# Entity extractor
We will use this notebook to extra the found entities from QALD-json questions and store them under the linked entities key.
To achive this we will work from the train and test QALD9 subsets, this subsets organized the questions into simple and complex (simple being questions that require only one triple in the SPARQL query), as the main goal of extracting the linked entities is to measure the quality of an entity linker, we will focus only in the simple questions. 

Let's import the datasets:

In [1]:
import json

def read_json(filename):
    with open(filename, 'r', encoding="utf8") as f:
        return json.load(f)
    
def save_json(filename, data):
    with open(filename, 'w', encoding="utf8") as f:
        json.dump(data, f, indent=4, ensure_ascii=False)

In [46]:
train_subsets = read_json('../datasets/train_subsets.json')
test_subsets = read_json('../datasets/test_subsets.json')
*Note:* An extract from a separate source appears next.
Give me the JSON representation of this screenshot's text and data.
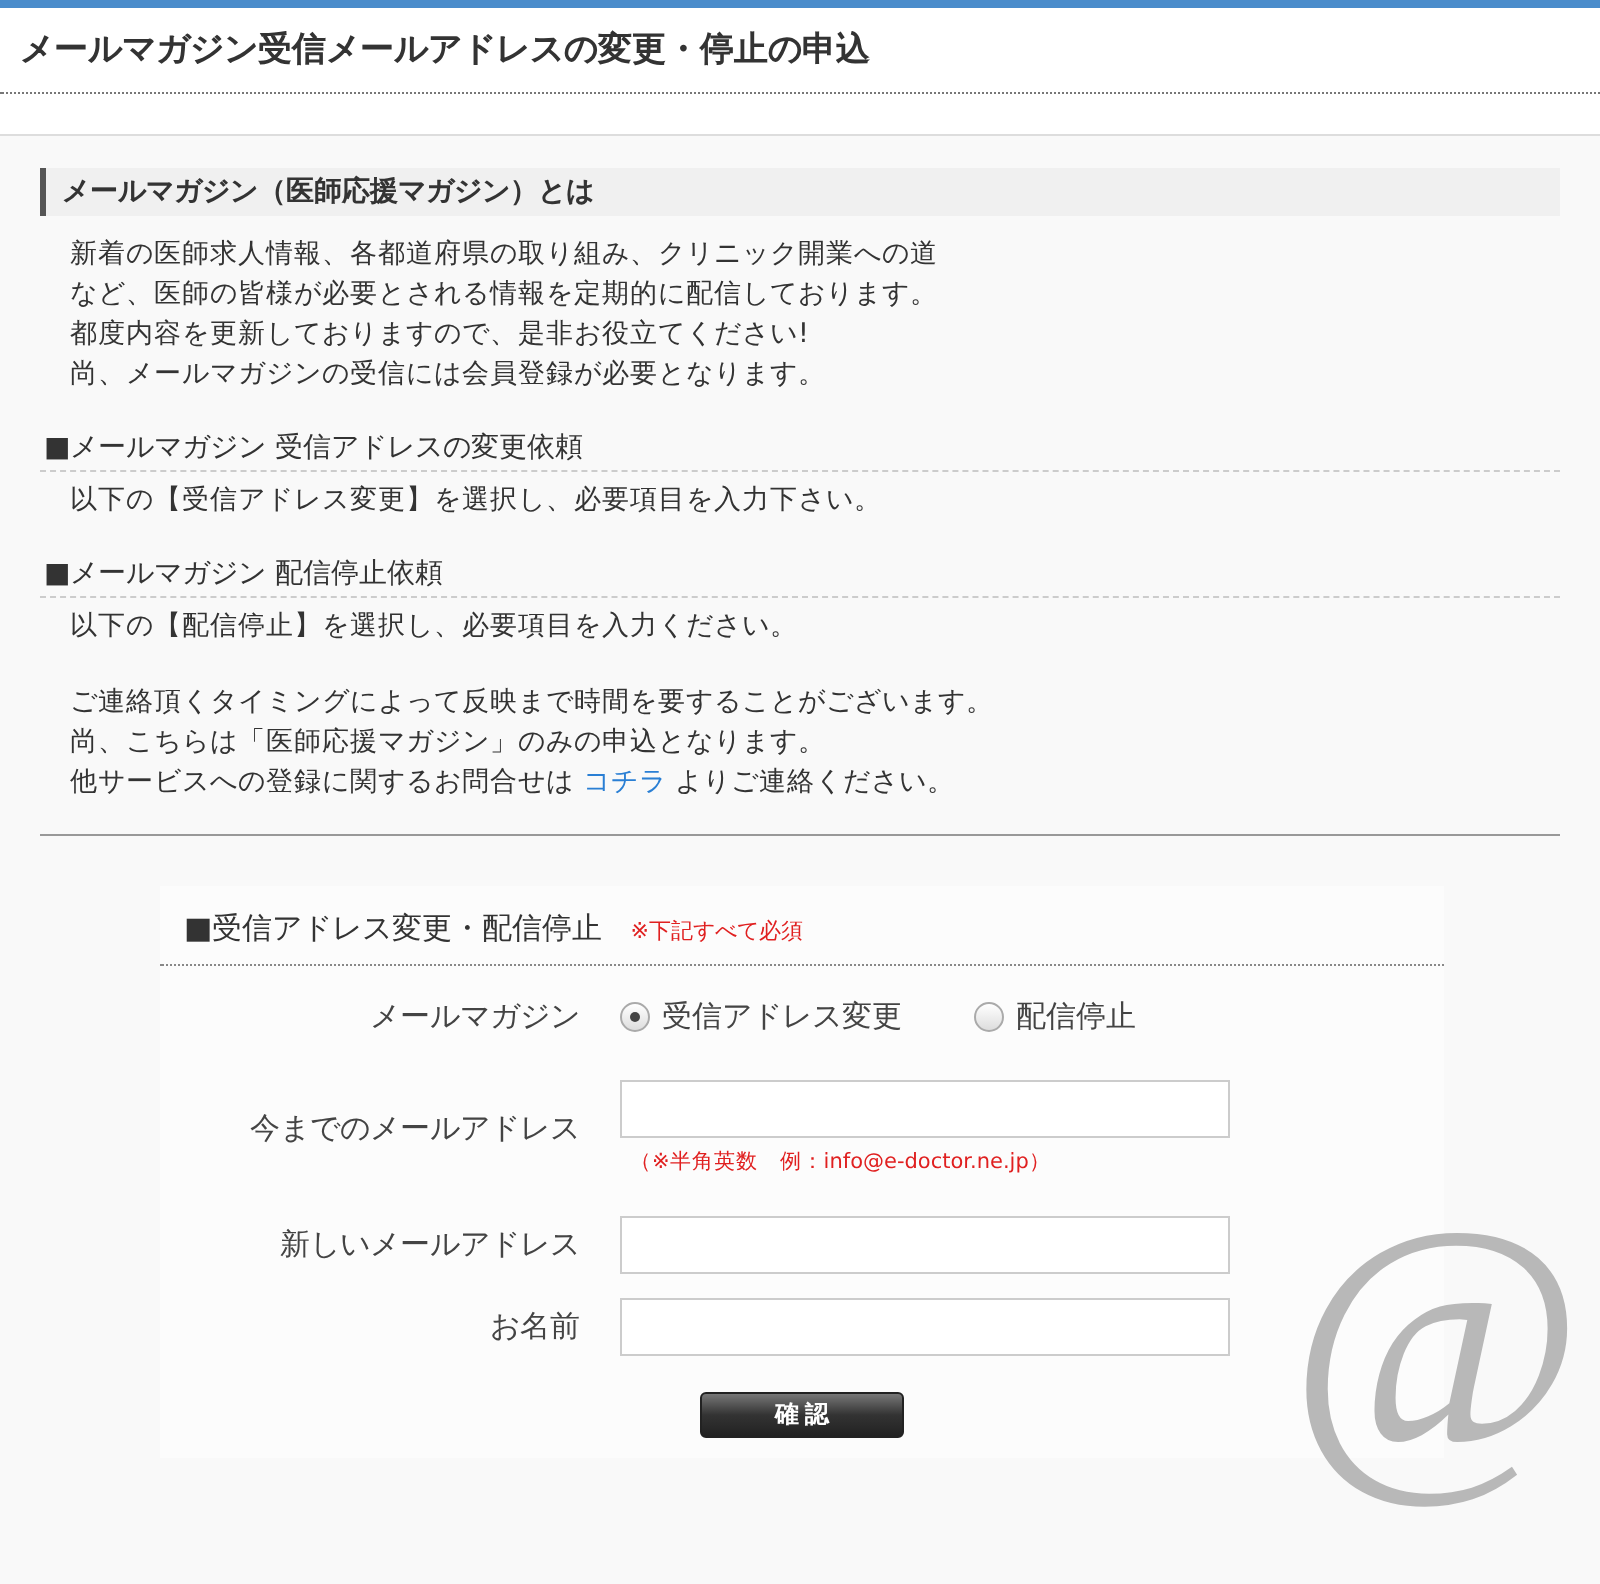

Now let's create a function to add to a question the linked entities, we will try it with the following example question:

In [47]:
example_question = {
                "id": "86",
                "question": [
                    {
                        "language": "en",
                        "string": "What is the highest mountain in Germany?"
                    }
                ],
                "query": {
                    "sparql": "PREFIX wdt: <http://www.wikidata.org/prop/direct/> PREFIX wd: <http://www.wikidata.org/entity/> SELECT ?uri WHERE { ?uri wdt:P31 wd:Q8502 ; wdt:P2044 ?elevation ; wdt:P17 wd:Q183 . } ORDER BY DESC(?elevation) LIMIT 1"
                },
                "answers": [
                    {
                        "head": {
                            "vars": [
                                "uri"
                            ]
                        },
                        "results": {
                            "bindings": [
                                {
                                    "uri": {
                                        "type": "uri",
                                        "value": "http://www.wikidata.org/entity/Q3375"
                                    }
                                }
                            ]
                        }
                    }
                ]
            }

In [130]:
import re
#def extract_linked_entities_from_question(question:dict):
#    try:
#        sparql = question.get('query').get('sparql')
#        where_queries = re.findall(r'WHERE\s?{.+}', sparql, re.I)
#        triples = []
#        entities = []
#        
#        for where_query in where_queries:
#            where_query = re.findall(r'{.+}', where_query, re.I)[0][1:-1]
#            triples = triples + re.split(r'\.|;', where_query)
        
#        triples = list(filter(lambda x: 'wdt:P31 ' not in x, triples))
#        for triple in triples:
#            entities = entities + [ x.replace('wd:', '') for x in re.findall('wd:Q\d+', triple) ]
#            entities = entities + [ x.replace('<http://www.wikidata.org/entity/', '').replace('>','') for x in re.findall('<http:\/\/www\.wikidata\.org\/entity\/Q\d+>', triple) ]
        
#        return list(set(entities))
    
#    except:
#        print(question)
def extract_linked_entities_from_question(question:dict):
    try:
        sparql = question.get('query').get('sparql')
        prefix_entities = [ x.replace('wd:', '') for x in re.findall('wd:Q\d+', sparql) ]
        uri_entities = [ x.replace('<http://www.wikidata.org/entity/', '').replace('>','') for x in re.findall('<http:\/\/www\.wikidata\.org\/entity\/Q\d+>', sparql) ]
        return list(set(prefix_entities + uri_entities))
    except:
        print(question)

In [131]:
extract_linked_entities_from_question(example_question)

['Q8502', 'Q183']

Now lets apply this to all the simple questions subsets (singular, boolean, multiple and aggregation)

In [132]:
def add_linked_entities_to_dataset(dataset:dict):
    def apply_to_subset(subset):
        for question in subset:
            question['linked_entities'] = extract_linked_entities_from_question(question)
        return subset
    
    for key, value in dataset.get('simple').items():
        dataset['simple'][key] = apply_to_subset(value)
        
    return dataset
    

In [133]:
result_test_subsets = add_linked_entities_to_dataset(test_subsets)
result_train_subsets = add_linked_entities_to_dataset(train_subsets)

Let's save the results

In [134]:
save_json('../datasets/train_subsets.json', result_train_subsets)
save_json('../datasets/test_subsets.json', result_test_subsets)